Tuesday, September 09, 2008

John Ashbery's "Ghost Riders of the Moon" (Commonplace Book))

The title made me think of comic books, and then so did the final lines:

We collected
them after all for their unique
indifference to each other and to the circus
that houses us all, and for their collectibility  --
that, and their tendency to fall apart. 

Check that great line break separating "circus" from "that houses us all" so that for a minute you think he literally means a circus. And check the near tautology of the second of the three reasons: "we collected them ... for their collectibility." I particularly like the tension between permanence and entropy in the collection: we collect things (like comics) so that they will be kept safe and not fall apart, and we collect them because they have some kind of permanent value to us -- those stories last forever somehow -- but here it seems more like we collect because we like the fact that their falling apart is inevitable. We like things that fall apart in the end. 

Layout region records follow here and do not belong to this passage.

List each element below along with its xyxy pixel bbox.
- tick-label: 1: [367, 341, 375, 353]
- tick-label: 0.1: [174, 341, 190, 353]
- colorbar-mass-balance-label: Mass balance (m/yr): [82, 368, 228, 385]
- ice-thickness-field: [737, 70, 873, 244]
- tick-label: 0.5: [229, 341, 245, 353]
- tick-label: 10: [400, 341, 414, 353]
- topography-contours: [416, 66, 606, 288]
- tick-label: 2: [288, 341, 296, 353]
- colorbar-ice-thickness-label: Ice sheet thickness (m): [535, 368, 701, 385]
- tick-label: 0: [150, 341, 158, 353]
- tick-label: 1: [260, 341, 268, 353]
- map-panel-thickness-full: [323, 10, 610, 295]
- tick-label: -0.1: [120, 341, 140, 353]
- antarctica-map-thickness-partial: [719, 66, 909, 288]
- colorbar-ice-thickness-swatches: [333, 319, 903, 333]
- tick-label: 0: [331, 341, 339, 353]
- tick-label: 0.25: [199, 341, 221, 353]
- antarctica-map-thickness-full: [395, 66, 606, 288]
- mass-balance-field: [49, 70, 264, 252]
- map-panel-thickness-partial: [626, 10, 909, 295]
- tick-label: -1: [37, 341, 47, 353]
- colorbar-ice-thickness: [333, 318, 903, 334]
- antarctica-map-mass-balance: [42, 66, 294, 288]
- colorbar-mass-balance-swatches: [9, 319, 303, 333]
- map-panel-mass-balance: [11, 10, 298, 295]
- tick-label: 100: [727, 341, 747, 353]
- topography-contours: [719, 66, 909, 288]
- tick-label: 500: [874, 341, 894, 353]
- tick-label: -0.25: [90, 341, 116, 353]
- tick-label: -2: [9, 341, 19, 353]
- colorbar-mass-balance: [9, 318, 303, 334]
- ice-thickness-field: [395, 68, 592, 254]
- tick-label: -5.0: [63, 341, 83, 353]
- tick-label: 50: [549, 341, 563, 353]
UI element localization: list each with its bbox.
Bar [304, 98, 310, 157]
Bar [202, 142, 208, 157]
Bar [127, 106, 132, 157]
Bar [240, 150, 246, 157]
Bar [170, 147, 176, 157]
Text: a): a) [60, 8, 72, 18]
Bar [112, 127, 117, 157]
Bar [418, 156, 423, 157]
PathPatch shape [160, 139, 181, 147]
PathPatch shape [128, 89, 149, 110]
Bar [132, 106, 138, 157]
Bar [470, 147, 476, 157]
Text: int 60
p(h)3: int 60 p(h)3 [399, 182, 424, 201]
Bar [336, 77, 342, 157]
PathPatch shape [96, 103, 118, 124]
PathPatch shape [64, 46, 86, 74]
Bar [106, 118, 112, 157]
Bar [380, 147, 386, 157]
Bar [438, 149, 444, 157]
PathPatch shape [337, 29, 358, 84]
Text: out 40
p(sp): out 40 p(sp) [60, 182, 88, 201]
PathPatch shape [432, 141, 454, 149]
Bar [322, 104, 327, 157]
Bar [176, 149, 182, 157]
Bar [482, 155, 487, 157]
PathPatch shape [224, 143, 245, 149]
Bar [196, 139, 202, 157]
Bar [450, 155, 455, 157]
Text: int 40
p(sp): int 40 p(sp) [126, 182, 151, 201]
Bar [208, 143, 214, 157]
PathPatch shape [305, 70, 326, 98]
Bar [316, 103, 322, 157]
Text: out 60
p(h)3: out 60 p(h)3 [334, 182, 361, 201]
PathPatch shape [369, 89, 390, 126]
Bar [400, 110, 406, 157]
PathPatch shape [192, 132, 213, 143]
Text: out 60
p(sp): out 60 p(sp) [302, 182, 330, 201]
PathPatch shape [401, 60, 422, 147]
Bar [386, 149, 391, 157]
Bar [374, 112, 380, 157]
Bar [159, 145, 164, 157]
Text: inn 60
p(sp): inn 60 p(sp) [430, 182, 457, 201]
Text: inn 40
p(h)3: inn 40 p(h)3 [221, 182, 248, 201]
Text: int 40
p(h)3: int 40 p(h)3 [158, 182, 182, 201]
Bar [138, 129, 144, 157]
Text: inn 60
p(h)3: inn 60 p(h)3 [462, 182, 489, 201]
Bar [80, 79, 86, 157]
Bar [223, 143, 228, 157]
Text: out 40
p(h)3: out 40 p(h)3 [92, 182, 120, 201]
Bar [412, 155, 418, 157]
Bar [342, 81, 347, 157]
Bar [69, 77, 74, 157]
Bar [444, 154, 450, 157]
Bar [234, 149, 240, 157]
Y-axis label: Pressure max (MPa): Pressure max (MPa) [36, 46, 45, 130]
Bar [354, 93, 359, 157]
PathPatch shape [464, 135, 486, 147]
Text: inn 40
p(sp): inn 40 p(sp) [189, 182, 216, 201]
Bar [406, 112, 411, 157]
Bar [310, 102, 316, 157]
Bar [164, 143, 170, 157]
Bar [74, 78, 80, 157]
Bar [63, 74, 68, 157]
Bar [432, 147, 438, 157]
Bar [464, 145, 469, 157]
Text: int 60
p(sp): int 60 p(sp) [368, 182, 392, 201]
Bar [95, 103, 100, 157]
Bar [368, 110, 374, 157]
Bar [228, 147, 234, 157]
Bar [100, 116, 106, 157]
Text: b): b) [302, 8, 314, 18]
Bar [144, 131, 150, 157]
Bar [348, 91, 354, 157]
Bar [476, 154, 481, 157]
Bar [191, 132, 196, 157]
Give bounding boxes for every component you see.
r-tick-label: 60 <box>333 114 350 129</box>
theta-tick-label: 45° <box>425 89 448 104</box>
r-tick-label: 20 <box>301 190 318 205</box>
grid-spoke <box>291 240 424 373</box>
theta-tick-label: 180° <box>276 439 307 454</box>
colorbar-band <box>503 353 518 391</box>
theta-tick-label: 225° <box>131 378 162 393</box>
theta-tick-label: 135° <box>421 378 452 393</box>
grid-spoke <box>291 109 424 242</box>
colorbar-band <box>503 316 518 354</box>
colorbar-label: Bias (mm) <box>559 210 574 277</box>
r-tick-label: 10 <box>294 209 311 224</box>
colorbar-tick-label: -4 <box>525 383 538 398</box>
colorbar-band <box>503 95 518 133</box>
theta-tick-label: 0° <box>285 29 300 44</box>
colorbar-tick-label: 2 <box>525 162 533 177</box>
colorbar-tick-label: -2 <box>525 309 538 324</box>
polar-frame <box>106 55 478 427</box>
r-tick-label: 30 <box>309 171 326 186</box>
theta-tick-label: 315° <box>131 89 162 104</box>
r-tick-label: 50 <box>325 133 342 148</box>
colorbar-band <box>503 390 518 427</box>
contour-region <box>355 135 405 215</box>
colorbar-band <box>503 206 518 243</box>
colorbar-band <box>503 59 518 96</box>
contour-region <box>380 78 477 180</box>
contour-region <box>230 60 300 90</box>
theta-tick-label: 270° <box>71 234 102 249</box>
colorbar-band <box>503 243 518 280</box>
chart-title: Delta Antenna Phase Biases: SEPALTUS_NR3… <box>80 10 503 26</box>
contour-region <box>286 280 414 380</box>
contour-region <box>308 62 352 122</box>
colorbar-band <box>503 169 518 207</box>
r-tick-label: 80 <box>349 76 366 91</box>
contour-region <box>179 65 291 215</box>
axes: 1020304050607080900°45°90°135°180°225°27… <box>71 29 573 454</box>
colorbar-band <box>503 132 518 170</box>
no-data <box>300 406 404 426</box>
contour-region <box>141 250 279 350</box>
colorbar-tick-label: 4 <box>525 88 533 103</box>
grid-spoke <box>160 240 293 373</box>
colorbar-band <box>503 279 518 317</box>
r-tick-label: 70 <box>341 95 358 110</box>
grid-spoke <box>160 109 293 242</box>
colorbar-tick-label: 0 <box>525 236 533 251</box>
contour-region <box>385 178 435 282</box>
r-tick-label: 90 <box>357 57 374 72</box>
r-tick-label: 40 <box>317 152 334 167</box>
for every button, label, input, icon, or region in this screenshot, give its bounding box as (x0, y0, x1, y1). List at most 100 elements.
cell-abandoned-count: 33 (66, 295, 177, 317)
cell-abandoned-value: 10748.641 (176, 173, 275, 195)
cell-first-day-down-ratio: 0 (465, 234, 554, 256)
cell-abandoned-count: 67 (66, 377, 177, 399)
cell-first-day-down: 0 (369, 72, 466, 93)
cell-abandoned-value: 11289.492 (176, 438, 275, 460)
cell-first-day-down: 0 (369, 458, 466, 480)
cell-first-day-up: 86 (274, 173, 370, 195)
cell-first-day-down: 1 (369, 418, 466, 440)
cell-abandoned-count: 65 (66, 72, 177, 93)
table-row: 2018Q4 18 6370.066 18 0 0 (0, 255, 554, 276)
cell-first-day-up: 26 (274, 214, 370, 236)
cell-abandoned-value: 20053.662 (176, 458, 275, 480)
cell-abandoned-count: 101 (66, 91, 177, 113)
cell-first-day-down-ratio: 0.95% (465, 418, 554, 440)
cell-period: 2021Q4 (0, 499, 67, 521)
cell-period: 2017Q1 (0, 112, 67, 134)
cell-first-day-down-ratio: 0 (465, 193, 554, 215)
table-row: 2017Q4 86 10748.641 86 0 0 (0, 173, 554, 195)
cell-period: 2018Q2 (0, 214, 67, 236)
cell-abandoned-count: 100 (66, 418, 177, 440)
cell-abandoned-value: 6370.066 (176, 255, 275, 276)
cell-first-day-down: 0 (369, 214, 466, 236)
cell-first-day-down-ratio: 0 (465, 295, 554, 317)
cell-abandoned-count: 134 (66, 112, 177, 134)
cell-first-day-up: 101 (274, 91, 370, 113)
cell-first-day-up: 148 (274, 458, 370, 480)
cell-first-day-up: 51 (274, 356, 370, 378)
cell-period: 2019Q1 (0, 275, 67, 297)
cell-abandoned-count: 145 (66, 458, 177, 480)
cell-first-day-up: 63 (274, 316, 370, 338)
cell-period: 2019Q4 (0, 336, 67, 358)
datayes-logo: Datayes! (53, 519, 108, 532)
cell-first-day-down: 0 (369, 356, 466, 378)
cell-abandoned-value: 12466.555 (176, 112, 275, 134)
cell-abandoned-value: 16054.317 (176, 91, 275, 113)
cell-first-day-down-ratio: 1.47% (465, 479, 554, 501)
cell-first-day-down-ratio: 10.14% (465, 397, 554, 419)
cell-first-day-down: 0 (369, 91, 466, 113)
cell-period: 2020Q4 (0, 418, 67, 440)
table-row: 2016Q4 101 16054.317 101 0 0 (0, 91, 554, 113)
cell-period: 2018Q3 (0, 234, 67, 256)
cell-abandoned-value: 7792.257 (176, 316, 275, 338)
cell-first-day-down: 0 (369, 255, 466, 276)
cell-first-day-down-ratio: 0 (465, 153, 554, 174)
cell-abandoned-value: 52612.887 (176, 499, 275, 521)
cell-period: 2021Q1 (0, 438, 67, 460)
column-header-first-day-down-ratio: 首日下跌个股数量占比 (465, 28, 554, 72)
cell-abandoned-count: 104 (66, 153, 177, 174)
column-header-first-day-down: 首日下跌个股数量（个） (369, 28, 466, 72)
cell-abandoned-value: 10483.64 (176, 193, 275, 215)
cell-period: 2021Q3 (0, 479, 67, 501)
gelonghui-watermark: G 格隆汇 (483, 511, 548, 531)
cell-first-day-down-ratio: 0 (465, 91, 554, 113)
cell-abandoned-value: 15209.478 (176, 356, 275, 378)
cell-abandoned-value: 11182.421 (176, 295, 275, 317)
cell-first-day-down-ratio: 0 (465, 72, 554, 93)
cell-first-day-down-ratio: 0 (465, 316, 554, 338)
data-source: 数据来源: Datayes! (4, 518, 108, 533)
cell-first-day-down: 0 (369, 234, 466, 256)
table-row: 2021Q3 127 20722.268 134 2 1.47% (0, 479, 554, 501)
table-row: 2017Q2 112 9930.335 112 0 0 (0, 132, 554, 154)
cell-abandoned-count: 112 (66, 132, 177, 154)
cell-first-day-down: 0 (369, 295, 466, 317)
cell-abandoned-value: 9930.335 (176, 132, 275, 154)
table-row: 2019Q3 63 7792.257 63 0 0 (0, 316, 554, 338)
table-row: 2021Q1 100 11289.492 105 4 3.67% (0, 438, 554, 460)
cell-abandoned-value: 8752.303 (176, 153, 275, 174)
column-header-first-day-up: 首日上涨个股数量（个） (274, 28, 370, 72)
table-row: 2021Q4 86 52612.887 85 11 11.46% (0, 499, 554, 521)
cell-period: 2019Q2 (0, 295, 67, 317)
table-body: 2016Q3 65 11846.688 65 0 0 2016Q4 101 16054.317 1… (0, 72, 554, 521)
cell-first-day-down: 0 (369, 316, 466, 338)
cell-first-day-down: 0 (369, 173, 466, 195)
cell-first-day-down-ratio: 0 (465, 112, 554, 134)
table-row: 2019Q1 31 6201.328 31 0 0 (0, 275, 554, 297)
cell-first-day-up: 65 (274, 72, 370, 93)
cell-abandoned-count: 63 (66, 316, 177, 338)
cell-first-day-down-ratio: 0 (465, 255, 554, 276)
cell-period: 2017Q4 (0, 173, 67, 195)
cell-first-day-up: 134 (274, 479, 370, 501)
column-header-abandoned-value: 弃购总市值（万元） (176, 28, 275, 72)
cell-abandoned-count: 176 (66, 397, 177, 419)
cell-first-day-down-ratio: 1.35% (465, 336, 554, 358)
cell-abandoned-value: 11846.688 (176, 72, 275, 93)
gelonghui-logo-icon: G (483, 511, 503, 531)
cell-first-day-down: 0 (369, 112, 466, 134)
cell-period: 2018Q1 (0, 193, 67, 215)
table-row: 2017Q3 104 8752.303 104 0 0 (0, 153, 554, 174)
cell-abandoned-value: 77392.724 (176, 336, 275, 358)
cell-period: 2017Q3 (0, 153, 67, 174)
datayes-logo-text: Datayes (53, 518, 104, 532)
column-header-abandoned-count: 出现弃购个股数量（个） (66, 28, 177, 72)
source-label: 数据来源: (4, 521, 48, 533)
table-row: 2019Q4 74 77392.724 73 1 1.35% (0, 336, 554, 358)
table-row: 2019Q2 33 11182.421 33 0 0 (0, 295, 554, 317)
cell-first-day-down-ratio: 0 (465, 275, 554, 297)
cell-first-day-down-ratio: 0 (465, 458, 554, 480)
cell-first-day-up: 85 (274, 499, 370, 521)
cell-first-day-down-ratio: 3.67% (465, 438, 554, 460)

I am really embracing the idea that I can just get on the blog with unfinished ideas. 


frank said...

Hmm. When you start talking shared universes, the line about "their unique indifference to each other stands out." (Why doesn't Supes call the JLA everytime he needs help, or why doesn't he just track down all of Bats' more street-level rogues?)

And continuity has a "tendency to fall apart" when fanmen read every book and fall in love with having to know where everything fits.

Marc Caputo said...

I'm really glad that you threw in that last line; what keeps me from updating my blog more often is the sense that I have to be so complete.